Enter ShameBegone. Started by two seasoned digital-media writers—Awl co-founder Choire Sicha and Entertainment Weekly senior writer Sara Vilkomerson—ShameBegone is a service for anyone who's been helplessly haunted for days, weeks, or months by unanswered emails turned inescapable burdens. According to the website, it's a service created so that "people who had left things hanging could deal with them." (Full disclosure: I write for The Awl but have never been paid for my work there.)


How it works is simple: You go to ShameBegone's application page and share with them the social situation you're having trouble handling. You also tell them what your desired outcome includes, which could be everything from "sex" to "friendship" to "revenge," or all three. If the problem shaming you is something Sicha and Vilkomerson think they can help you fix, they'll draft a letter of apology and explanation, which you then cut, paste, and send. The price for this service? You tell them how much you can afford.

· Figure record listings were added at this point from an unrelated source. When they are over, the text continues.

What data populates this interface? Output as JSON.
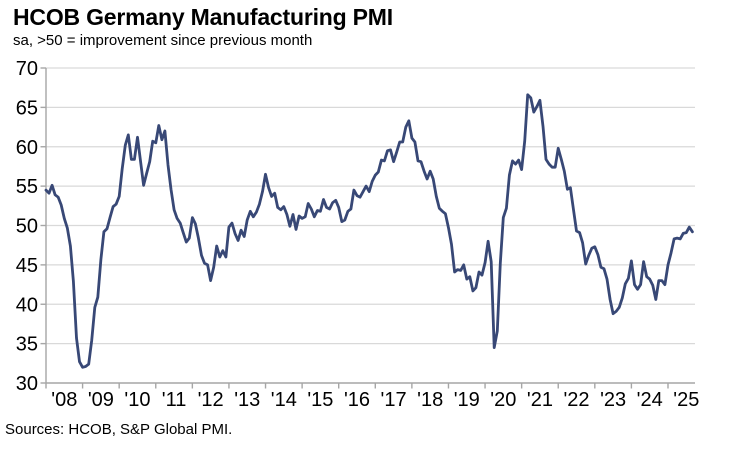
{
  "header": {
    "title": "HCOB Germany Manufacturing PMI",
    "subtitle": "sa, >50 = improvement since previous month"
  },
  "footer": {
    "sources": "Sources: HCOB, S&P Global PMI."
  },
  "chart_data": {
    "type": "line",
    "title": "HCOB Germany Manufacturing PMI",
    "subtitle": "sa, >50 = improvement since previous month",
    "xlabel": "",
    "ylabel": "",
    "ylim": [
      30,
      70
    ],
    "y_ticks": [
      30,
      35,
      40,
      45,
      50,
      55,
      60,
      65,
      70
    ],
    "x_tick_labels": [
      "'08",
      "'09",
      "'10",
      "'11",
      "'12",
      "'13",
      "'14",
      "'15",
      "'16",
      "'17",
      "'18",
      "'19",
      "'20",
      "'21",
      "'22",
      "'23",
      "'24",
      "'25"
    ],
    "grid": "horizontal gridlines every 5 points",
    "legend": "none",
    "line_color": "#384876",
    "axis_color": "#a6a6a6",
    "gridline_color": "#d9d9d9",
    "reference_level": 50,
    "series": [
      {
        "name": "Germany Manufacturing PMI (sa)",
        "frequency": "monthly",
        "start": "2008-01",
        "end": "2025-09",
        "values": [
          54.5,
          54.1,
          55.1,
          53.9,
          53.6,
          52.6,
          50.9,
          49.7,
          47.4,
          42.9,
          35.7,
          32.7,
          32.0,
          32.1,
          32.4,
          35.4,
          39.6,
          40.9,
          45.7,
          49.2,
          49.6,
          51.0,
          52.4,
          52.7,
          53.7,
          57.2,
          60.2,
          61.5,
          58.4,
          58.4,
          61.2,
          58.2,
          55.1,
          56.6,
          58.1,
          60.7,
          60.5,
          62.7,
          60.9,
          62.0,
          57.7,
          54.6,
          52.0,
          50.9,
          50.3,
          49.1,
          47.9,
          48.4,
          51.0,
          50.2,
          48.4,
          46.2,
          45.2,
          45.0,
          43.0,
          44.7,
          47.4,
          46.0,
          46.8,
          46.0,
          49.8,
          50.3,
          49.0,
          48.1,
          49.4,
          48.6,
          50.7,
          51.8,
          51.1,
          51.7,
          52.7,
          54.3,
          56.5,
          54.8,
          53.7,
          54.1,
          52.3,
          52.0,
          52.4,
          51.4,
          49.9,
          51.4,
          49.5,
          51.2,
          50.9,
          51.1,
          52.8,
          52.1,
          51.1,
          51.9,
          51.8,
          53.3,
          52.3,
          52.1,
          52.9,
          53.2,
          52.3,
          50.5,
          50.7,
          51.8,
          52.1,
          54.5,
          53.8,
          53.6,
          54.3,
          55.0,
          54.3,
          55.6,
          56.4,
          56.8,
          58.3,
          58.2,
          59.5,
          59.6,
          58.1,
          59.3,
          60.6,
          60.6,
          62.5,
          63.3,
          61.1,
          60.6,
          58.2,
          58.1,
          56.9,
          55.9,
          56.9,
          55.9,
          53.7,
          52.2,
          51.8,
          51.5,
          49.7,
          47.6,
          44.1,
          44.4,
          44.3,
          45.0,
          43.2,
          43.5,
          41.7,
          42.1,
          44.1,
          43.7,
          45.3,
          48.0,
          45.4,
          34.5,
          36.6,
          45.2,
          51.0,
          52.2,
          56.4,
          58.2,
          57.8,
          58.3,
          57.1,
          60.7,
          66.6,
          66.2,
          64.4,
          65.1,
          65.9,
          62.6,
          58.4,
          57.8,
          57.4,
          57.4,
          59.8,
          58.4,
          56.9,
          54.6,
          54.8,
          52.0,
          49.3,
          49.1,
          47.8,
          45.1,
          46.2,
          47.1,
          47.3,
          46.3,
          44.7,
          44.5,
          43.2,
          40.6,
          38.8,
          39.1,
          39.6,
          40.8,
          42.6,
          43.3,
          45.5,
          42.5,
          41.9,
          42.5,
          45.4,
          43.5,
          43.2,
          42.4,
          40.6,
          43.0,
          43.0,
          42.5,
          45.0,
          46.5,
          48.3,
          48.4,
          48.3,
          49.0,
          49.1,
          49.8,
          49.2
        ]
      }
    ]
  }
}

Sicha says they've already had some customers, the majority of whom have very simple email shames like most of us. "It's like, 'Oof, I took a commitment and I totally bailed on them and now I can't even walk down this one street and uuuuuuugghhhh,'" he wrote in an email. "The first one I did was someone who had a long-unanswered email that was totally nice and friendly—nothing bad about the situation—but the shame came in with the five-month delay in response." That's the thing to remember about most email shames—at their root, they're harmless. But as time passes, their looming shadow grows bigger and bigger until they feel like they carry some tremendous weight.

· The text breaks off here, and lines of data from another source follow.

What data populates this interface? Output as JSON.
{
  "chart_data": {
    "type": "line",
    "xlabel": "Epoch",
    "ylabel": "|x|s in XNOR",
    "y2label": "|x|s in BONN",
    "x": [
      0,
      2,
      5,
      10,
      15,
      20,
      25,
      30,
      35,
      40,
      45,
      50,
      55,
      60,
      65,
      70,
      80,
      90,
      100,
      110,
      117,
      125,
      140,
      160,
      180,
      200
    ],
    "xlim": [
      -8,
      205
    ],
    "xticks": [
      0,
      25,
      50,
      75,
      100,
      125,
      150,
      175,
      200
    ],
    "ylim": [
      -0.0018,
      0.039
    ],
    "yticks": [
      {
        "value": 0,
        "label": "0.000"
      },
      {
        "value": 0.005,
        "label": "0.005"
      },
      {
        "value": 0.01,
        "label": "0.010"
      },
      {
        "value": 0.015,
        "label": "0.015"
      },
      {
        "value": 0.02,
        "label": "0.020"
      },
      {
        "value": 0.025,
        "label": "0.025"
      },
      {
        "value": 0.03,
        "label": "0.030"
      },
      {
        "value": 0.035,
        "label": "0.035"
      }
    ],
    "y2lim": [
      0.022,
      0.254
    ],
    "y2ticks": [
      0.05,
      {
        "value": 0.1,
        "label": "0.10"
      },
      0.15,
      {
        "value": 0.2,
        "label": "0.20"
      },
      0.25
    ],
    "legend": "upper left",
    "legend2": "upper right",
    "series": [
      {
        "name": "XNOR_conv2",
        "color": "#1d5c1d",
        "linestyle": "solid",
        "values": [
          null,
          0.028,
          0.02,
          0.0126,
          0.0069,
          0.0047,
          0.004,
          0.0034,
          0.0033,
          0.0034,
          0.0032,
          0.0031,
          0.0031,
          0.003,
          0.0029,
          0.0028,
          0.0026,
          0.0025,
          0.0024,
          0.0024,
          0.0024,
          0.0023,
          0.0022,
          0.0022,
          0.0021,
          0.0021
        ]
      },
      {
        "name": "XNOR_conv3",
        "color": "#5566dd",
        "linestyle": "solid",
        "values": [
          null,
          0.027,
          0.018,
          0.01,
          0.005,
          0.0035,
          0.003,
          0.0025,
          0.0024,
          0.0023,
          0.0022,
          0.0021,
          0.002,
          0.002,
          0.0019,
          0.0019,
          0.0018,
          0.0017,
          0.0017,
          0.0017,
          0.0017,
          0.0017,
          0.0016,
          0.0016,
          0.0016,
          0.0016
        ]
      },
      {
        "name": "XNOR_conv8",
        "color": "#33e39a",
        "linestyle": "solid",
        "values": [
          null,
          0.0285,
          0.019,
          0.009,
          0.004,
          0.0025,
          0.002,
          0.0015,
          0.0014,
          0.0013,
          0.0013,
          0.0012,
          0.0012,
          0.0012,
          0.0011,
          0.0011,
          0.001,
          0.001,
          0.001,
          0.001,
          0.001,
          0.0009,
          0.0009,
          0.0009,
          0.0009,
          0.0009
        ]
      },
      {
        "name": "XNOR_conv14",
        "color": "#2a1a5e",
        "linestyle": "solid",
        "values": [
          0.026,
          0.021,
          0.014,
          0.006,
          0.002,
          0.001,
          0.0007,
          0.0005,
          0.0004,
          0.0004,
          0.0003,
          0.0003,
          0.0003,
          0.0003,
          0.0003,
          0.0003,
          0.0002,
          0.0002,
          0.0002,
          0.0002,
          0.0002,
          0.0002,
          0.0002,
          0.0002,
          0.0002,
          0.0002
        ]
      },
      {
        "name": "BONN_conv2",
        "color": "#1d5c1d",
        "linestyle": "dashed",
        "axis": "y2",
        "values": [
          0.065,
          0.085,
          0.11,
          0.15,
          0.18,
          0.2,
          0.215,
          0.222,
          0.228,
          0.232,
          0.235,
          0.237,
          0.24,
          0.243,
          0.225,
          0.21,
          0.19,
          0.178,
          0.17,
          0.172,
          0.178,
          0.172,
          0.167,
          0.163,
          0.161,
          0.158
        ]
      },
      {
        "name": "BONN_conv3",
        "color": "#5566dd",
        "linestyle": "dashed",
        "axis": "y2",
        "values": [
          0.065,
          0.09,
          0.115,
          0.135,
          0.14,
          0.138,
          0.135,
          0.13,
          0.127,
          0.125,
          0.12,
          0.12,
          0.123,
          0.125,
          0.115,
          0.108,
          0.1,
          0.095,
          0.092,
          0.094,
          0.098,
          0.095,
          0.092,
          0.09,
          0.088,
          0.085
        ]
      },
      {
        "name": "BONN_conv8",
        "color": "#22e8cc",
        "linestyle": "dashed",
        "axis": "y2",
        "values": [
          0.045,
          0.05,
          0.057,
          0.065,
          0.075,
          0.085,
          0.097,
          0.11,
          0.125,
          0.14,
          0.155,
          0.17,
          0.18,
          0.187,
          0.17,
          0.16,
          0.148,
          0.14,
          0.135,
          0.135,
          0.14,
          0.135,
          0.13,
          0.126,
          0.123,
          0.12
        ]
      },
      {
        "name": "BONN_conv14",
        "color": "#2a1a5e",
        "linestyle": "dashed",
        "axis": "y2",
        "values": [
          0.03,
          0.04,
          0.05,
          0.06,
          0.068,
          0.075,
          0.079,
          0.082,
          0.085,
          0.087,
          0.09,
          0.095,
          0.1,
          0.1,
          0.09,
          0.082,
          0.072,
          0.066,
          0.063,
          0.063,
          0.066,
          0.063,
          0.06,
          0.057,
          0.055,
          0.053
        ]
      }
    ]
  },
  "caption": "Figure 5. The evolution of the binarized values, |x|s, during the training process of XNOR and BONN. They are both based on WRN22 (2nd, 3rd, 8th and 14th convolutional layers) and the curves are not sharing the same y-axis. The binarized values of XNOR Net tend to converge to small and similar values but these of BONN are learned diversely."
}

Studies have shown that email overload is a real thing. And when combined with texts, tweets, and Facebook messages, it's not hard for a person to become so overwhelmed with digital interactions that they get behind on some piece of correspondence that will haunt them months later. It's a problem for a lot of people, and because the frequency with which we reach out to one another via computers shows no signs of slowing, it's likely to continue being a problem. That in mind, you might think twice before scoffing at a service like ShameBegone.

For one thing, this sort of outsourcing is what people with personal assistants do all the time, it's just that most of us can't afford personal assistants. Consider ShameBegone an ad hoc girl Friday out to help you for a day. Secondly, though a lot of technology has been invented to help us communicate quicker and more frequently, very little has been created to help us cope when all that communication goes awry. ShameBegone, with its sliding-scale fees and personalized service, might be one of the most forward-thinking start-ups yet. And if they can also figure out how to mitigate centuries of Catholic guilt, they might be on to a million-dollar idea.